Inclusion Criteria: voluntary and competent to consent to study, female or male aged 18 years old or older, can speak and read English and/or French primary and/or predominant diagnosis of major depressive episode without psychotic features (confirmed by a Mini-International Neuropsychiatric Interview), depressive symptoms have not improved after ≥ 1 but ≤ 7 adequate dose of antidepressant trial in the current depressive episode, moderate symptoms in the current depressive episode as indexed by a score of at least 15 at the 17-item Hamilton Rating Scale for Depression (HRSD-17), have been referred to rTMS treatment by their treating physician, and took a free and informed decision to follow this treatment, are able to adhere to treatment schedule, have received a stable medication (including prescribed cannabis) or psychotherapy regiment for at least four weeks prior to entering the trial, have an education-adjusted score of ≥ 24 at the Mini-Mental State Evaluation (MMSE) if are aged ≥ 65. Exclusion Criteria: current or past (< 3 months) substance (excluding caffeine or nicotine) or alcohol abuse/dependence, as defined in DSM-5 criteria current use of illegal substances or recreational cannabis have a concomitant major unstable medical or neurologic illness (e.g. uncontrolled diabetes or renal dysfunction), significant laboratory test abnormalities (e.g. thyroid dysfunctions), acute suicidality or threat to life from self-neglect, are pregnant or breastfeeding, or thinking of becoming pregnant during course of treatment, have a specific contraindication for TMS (e.g., personal history of epilepsy or seizure, metallic head implant, pacemaker), unwilling to maintain current antidepressant regiment, are taking more than 1 mg of lorazepam or equivalent, any other condition that, in the opinion of the investigators, would adversely affect the participant's ability to complete the study, have failed a course of ECT within the current depressive episode due to the lower likelihood of response to rTMS.
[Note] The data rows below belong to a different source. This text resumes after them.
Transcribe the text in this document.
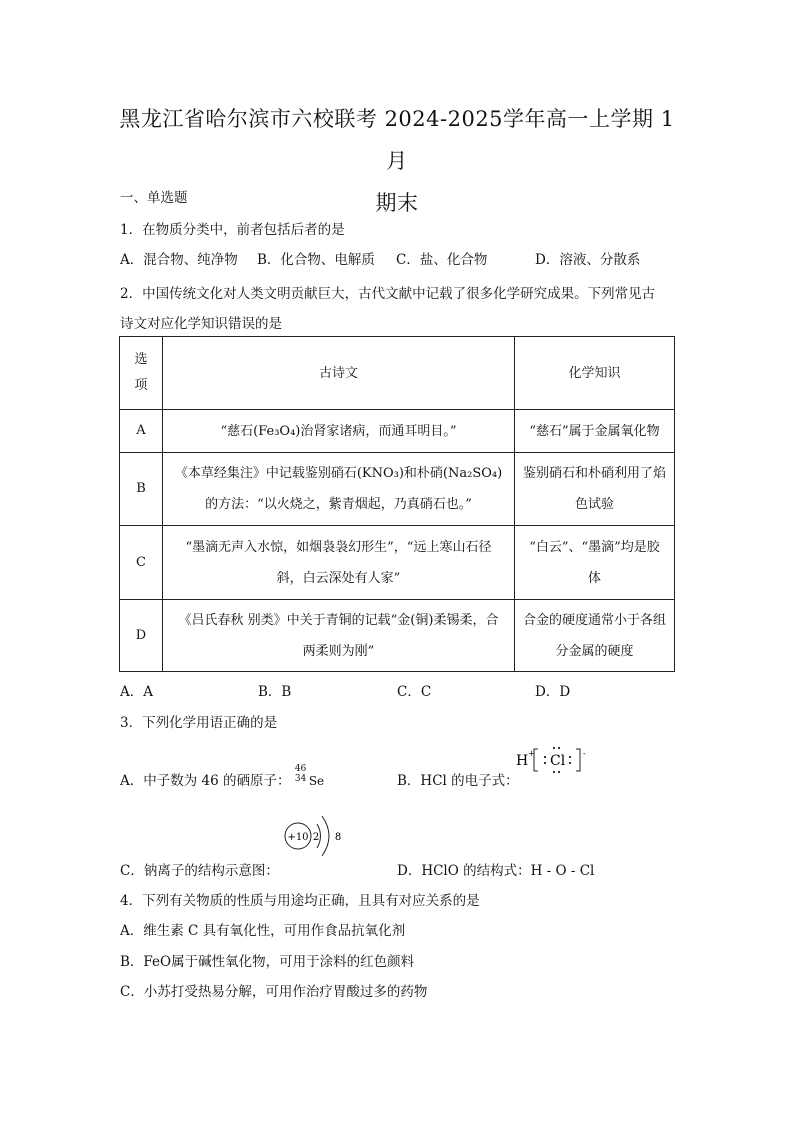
黑龙江省哈尔滨市六校联考 2024-2025学年高一上学期 1 月
期末
一、单选题
1．在物质分类中，前者包括后者的是
A．混合物、纯净物 B．化合物、电解质 C．盐、化合物	D．溶液、分散系
2．中国传统文化对人类文明贡献巨大，古代文献中记载了很多化学研究成果。下列常见古
诗文对应化学知识错误的是
选项	古诗文	化学知识
A	“慈石(Fe₃O₄)治肾家诸病，而通耳明目。”	“慈石”属于金属氧化物
B	《本草经集注》中记载鉴别硝石(KNO₃)和朴硝(Na₂SO₄)的方法：“以火烧之，紫青烟起，乃真硝石也。”	鉴别硝石和朴硝利用了焰色试验
C	“墨滴无声入水惊，如烟袅袅幻形生”，“远上寒山石径斜，白云深处有人家”	“白云”、“墨滴”均是胶体
D	《吕氏春秋 别类》中关于青铜的记载“金(铜)柔锡柔，合两柔则为刚”	合金的硬度通常小于各组分金属的硬度
A．A	B．B	C．C	D．D
3．下列化学用语正确的是
A．中子数为 46 的硒原子：
46
34 Se	B．HCl 的电子式：
H + Cl -
+10 2 8
C．钠离子的结构示意图：	D．HClO 的结构式：H - O - Cl
4．下列有关物质的性质与用途均正确，且具有对应关系的是
A．维生素 C 具有氧化性，可用作食品抗氧化剂
B．FeO属于碱性氧化物，可用于涂料的红色颜料
C．小苏打受热易分解，可用作治疗胃酸过多的药物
All Individual Participant Data collected from this study (IPD) will be de-identified for all parties who have permission to access it. This de-identified data may be shared with other researchers at the Royal's Institute of Mental Health Research. De-identified may be shared with the public only upon request. Please note that all data that has the potential of revealing participants' identity will NOT be used to shared.

De-identified data may become available (upon request) when the study is completed and published (anticipated time frame: the year of 2023)

De-identified data will be accessible only through the permission of the lead research scientist. All requests must be made and accepted by her.